La déclaration a également tiré la sonnette d’alarme concernant le traitement judiciaire des participants aux soulèvements de janvier 2026. La semaine dernière, trois prisonniers politiques – Ebrahim Dolatabadi, Mehdi Rasouli et Mohammadreza Miri – ont été exécutés à la prison de Vakilabad, à Mashhad. Par ailleurs, la campagne signale qu’au moins 100 détenus, arrêtés lors des récentes manifestations, ont été transférés dans l’unité 3, quartier 37, surpeuplée de la prison de Ghezel Hesar. Ils y subissent des conditions de vie déplorables et sont accusés de crimes graves passibles de la peine de mort.

« Chaque jour de la campagne des mardis « Non aux exécutions en Iran » est un jour pour la survie de la conscience collective », peut-on lire dans le communiqué. « Nous brisons le silence mortel pour faire entendre au monde entier le cri de la vie. La véritable justice ne naît pas dans les piloris ; elle s’épanouit dans les cœurs éveillés et grâce à des procès équitables. »

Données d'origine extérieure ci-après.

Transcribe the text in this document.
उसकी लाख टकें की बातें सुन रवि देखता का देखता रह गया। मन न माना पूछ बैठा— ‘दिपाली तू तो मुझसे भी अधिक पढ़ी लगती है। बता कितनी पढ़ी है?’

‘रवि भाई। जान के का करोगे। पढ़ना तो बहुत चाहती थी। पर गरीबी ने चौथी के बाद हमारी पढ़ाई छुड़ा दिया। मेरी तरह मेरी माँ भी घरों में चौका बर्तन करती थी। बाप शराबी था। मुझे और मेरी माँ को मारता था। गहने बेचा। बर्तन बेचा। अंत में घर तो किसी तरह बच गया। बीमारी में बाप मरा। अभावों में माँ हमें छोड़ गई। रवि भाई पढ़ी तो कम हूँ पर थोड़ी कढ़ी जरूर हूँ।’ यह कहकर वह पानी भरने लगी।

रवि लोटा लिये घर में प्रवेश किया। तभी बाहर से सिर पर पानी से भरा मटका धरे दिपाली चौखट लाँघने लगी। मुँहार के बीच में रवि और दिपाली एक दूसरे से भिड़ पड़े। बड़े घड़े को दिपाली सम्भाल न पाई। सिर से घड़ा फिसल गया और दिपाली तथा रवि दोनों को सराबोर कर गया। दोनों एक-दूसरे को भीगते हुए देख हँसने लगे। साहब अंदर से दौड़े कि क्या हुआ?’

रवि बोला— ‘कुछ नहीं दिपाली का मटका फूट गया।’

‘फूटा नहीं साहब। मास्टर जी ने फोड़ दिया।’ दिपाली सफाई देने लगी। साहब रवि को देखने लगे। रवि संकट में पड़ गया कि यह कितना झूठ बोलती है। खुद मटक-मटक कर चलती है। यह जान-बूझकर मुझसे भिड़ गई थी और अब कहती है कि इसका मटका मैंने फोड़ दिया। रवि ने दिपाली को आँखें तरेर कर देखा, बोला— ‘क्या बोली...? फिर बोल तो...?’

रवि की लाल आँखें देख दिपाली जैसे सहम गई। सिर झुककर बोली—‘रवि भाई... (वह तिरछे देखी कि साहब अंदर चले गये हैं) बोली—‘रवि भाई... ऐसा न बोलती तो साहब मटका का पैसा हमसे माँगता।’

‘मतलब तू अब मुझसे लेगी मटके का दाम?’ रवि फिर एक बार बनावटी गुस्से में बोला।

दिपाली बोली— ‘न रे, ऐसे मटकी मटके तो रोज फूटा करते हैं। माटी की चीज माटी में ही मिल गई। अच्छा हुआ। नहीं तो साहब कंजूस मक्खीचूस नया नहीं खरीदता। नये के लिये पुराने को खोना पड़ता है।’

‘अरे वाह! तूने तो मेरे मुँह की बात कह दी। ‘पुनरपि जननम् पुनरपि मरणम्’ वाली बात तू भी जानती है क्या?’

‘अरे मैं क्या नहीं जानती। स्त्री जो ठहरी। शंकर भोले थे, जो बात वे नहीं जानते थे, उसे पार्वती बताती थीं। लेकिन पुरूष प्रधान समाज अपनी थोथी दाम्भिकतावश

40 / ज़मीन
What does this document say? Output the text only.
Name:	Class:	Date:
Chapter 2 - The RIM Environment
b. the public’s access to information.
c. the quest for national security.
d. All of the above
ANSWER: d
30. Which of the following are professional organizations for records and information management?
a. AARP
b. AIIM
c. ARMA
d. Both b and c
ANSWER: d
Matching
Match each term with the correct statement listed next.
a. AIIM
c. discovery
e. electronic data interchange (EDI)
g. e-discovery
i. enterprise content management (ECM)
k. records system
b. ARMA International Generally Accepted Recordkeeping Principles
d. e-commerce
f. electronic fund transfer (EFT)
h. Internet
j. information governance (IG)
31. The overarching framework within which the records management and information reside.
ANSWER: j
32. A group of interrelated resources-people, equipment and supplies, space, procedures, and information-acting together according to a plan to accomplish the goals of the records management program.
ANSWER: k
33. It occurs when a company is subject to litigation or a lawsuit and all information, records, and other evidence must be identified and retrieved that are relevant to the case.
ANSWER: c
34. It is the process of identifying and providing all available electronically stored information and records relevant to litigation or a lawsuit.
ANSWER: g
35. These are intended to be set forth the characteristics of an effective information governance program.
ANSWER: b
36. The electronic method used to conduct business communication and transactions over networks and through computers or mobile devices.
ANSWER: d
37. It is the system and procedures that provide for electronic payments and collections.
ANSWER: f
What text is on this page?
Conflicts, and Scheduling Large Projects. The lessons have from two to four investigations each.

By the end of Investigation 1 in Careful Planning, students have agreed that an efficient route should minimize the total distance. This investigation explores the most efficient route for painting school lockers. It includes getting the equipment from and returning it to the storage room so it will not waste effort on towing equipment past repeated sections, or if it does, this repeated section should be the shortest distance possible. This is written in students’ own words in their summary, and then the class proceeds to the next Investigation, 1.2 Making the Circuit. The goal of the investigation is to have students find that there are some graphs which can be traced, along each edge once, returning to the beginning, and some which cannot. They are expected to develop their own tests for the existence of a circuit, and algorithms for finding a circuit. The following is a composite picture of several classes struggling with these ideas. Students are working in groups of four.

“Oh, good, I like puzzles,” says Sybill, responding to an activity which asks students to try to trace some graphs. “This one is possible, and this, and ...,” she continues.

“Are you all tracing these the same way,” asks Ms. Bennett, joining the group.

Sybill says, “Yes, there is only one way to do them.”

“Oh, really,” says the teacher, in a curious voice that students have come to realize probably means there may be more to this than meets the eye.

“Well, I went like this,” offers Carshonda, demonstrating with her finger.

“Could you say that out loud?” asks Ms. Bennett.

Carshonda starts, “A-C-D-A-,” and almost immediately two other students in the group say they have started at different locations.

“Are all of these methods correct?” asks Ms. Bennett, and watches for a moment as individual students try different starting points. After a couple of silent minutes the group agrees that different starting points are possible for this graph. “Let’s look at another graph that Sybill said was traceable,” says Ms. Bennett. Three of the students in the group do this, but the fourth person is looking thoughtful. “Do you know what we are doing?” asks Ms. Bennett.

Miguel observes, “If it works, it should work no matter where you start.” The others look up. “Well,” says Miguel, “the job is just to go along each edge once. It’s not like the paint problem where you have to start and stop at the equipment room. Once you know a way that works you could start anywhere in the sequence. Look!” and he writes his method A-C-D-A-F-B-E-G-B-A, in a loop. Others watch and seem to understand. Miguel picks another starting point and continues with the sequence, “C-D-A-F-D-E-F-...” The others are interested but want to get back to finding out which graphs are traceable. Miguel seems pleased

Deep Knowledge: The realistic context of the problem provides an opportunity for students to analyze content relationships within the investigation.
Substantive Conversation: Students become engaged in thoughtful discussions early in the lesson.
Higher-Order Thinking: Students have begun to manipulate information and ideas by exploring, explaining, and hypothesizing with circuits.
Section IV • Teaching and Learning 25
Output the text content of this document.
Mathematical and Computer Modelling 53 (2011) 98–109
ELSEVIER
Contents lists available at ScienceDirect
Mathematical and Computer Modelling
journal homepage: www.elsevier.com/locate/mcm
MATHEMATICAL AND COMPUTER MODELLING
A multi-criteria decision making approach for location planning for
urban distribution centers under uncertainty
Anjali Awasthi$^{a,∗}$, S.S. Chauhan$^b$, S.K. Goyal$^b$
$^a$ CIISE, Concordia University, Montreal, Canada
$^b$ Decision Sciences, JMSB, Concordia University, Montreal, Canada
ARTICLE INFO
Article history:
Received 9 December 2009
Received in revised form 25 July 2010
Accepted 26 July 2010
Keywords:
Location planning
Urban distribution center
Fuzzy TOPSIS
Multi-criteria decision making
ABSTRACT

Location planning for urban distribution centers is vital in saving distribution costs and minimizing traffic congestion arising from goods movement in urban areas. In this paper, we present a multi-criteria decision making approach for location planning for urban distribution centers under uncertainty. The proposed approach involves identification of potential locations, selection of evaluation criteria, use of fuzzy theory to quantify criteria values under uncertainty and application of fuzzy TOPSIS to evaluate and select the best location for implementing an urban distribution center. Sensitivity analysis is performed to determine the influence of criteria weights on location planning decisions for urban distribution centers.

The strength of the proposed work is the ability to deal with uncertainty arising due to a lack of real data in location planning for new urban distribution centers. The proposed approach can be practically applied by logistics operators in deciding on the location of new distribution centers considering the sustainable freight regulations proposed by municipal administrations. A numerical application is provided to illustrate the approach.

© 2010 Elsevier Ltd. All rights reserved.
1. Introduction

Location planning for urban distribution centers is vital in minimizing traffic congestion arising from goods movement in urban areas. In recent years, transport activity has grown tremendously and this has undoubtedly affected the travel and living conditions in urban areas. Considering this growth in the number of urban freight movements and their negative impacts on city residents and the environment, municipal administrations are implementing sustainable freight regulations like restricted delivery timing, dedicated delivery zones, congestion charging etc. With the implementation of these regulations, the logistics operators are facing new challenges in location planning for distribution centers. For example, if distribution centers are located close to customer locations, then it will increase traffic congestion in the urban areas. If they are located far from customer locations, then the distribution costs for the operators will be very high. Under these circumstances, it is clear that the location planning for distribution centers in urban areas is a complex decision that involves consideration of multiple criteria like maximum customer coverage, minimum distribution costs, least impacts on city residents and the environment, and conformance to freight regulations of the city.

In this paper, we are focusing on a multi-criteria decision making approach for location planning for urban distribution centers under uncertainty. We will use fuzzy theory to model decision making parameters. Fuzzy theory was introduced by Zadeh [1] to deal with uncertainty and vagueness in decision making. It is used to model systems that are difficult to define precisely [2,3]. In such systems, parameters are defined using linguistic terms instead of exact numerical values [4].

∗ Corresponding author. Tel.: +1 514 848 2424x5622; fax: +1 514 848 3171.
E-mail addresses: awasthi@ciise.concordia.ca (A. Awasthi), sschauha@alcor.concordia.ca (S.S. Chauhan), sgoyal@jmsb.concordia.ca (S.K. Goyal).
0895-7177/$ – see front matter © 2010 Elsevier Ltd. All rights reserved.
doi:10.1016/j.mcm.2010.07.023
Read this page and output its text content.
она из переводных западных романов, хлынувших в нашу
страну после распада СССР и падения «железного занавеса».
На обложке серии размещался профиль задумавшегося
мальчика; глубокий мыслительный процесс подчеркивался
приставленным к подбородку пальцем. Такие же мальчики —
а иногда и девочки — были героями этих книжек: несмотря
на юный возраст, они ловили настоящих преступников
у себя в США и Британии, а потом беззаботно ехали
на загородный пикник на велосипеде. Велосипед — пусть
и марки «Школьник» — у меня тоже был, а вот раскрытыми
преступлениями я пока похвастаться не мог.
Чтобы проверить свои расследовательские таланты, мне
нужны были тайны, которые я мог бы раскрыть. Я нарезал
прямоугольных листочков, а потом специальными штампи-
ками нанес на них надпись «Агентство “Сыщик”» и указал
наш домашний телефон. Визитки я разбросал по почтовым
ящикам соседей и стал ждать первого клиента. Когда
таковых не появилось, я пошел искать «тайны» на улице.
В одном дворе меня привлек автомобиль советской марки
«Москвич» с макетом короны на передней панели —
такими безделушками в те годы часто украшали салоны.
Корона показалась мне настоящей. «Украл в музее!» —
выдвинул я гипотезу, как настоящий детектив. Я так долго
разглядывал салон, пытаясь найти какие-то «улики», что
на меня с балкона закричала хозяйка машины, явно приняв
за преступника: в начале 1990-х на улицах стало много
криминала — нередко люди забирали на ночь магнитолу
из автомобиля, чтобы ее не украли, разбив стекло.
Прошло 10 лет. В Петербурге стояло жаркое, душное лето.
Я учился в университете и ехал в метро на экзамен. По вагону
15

La grève, qui a débuté comme une manifestation à petite échelle, s’est étendue à la quasi-totalité des principaux établissements pénitentiaires du pays, notamment Evin, Qezel Hesar et les prisons centrales de Karaj, Shiraz, Mashhad et Tabriz. Le mouvement se poursuit malgré les tentatives de l’État de confisquer les biens des manifestants et d’instaurer un climat de peur.

Alors que le mouvement entame sa troisième année, ses participants soulignent qu’il est devenu le symbole d’une résistance acharnée et de leur revendication inébranlable de l’abolition de la peine de mort.